The function passed to fu.get() extracts the message from the request and calls storeMessage(), passing the message and yet another function to call back later.

storeMessage() goes through the familiar routine of creating a Redis client, requesting a connection to the Redis server, calling a Redis function (redisClient.lpush, this time), closing the Redis client and calling back the function passed as the second argument which:

Wait, stop a second. Do you remember how I rather trailed off five paragraphs ago when I wrote, “If the server has received a message from a user since then, sendLatestMessageToClient() is called”? By which I mean, I didn’t say what happened if the server had not received a new message since the last message was sent to the user. Let’s have a look.

Right. Latest message requests that would normally be answered with the message that the client is already displaying are held open. I know that was a long sentence, and this is a long article, and you are tired, but I hope that those last two words didn’t slip by you. Held open. A response is not sent immediately. Instead, a new item is pushed onto the messageRequests array: a hash of the res object and the sendLatestMessageToClient() function.

So, back to the /send_message code to see how it deals with the held message requests. The code extracts the user’s message, stores it and sends a success response back to the client. For each message request that has been pushed onto messageRequests, sendLatestMessageToClient() is called. This sends the latest message (probably the one received a few lines ago) back to the client, thus ending the request. This is Comet: the client sends a request and no response is sent until there is something useful to send, thus the request is held open.
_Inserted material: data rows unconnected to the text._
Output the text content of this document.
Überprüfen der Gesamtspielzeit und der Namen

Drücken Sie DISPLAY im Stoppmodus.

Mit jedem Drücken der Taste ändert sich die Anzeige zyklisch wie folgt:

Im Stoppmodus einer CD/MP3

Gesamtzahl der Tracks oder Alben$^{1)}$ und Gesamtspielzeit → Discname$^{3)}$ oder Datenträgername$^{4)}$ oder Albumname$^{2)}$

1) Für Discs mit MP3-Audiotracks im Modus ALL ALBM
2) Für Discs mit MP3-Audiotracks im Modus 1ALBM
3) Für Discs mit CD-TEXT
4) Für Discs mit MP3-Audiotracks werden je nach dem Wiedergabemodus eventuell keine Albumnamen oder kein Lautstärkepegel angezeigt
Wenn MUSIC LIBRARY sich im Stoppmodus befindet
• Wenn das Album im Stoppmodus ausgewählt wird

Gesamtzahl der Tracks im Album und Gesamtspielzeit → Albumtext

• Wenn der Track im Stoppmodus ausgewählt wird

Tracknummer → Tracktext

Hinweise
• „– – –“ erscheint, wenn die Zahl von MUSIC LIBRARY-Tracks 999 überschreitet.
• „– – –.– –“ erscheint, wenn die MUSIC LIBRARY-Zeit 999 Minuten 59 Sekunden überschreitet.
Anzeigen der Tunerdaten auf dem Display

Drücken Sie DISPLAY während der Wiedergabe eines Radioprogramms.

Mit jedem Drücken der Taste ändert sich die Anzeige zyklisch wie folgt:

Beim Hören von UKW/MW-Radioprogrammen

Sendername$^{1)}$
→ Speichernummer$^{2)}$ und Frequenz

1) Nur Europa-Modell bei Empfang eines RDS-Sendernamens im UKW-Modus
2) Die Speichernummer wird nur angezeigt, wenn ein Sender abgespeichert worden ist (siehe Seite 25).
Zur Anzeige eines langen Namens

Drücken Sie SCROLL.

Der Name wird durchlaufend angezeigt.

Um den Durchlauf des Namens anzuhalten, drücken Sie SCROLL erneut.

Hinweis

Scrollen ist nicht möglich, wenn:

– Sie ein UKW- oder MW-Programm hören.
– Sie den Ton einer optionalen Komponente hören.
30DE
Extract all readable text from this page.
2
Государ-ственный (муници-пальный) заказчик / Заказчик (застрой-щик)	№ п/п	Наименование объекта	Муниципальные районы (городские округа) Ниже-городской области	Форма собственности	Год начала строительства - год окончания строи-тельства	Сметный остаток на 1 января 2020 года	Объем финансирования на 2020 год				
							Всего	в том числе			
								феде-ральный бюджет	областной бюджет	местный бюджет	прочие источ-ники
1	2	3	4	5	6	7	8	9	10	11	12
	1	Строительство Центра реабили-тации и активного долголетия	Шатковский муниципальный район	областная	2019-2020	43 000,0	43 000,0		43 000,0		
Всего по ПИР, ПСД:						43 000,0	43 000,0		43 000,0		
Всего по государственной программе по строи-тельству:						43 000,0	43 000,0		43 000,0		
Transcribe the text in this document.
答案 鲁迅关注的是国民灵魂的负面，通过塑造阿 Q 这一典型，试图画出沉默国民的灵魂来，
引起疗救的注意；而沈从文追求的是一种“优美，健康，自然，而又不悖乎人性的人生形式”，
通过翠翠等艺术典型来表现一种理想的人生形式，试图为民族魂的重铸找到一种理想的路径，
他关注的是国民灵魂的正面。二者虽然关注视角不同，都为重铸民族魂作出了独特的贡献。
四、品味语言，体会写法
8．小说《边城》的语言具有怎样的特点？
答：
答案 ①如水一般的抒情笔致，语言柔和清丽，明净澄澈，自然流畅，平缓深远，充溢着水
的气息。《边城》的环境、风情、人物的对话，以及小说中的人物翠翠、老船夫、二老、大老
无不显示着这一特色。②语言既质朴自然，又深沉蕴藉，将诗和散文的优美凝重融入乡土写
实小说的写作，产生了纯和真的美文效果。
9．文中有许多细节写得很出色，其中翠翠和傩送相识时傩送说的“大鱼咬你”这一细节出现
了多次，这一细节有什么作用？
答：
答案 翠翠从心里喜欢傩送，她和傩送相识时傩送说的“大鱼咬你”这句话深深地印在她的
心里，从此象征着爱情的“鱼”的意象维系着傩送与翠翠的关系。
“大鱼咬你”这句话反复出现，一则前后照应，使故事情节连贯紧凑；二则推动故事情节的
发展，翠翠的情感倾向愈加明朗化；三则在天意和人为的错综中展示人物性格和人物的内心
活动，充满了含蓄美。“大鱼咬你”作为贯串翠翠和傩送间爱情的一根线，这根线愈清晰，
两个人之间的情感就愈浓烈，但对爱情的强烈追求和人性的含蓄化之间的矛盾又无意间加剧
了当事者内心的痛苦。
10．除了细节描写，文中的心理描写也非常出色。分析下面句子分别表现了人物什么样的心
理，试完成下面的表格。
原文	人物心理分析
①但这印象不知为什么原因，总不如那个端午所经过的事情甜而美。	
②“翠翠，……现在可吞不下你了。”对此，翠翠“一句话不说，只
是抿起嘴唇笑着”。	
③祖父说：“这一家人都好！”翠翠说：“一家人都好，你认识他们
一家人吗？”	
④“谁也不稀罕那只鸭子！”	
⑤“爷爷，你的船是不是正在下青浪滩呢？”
Ryan Dahl did two really cool things. First, he wrote a library that lets you code an event-driven server in JavaScript. However, this was not new. Second, and more importantly, he wrote the core libraries so that they are non-blocking. The problem with other event-driven programming libraries is that you can’t be sure whether the auxiliary libraries you want to use are non-blocking. If they are, you will stall your event loop and it will stop dealing with incoming events and everything will fall apart.

So, from the re-written libraries, we get non-blocking IO, which allows an event loop. The event loop allows the server to run in a single process. A single process means low memory usage.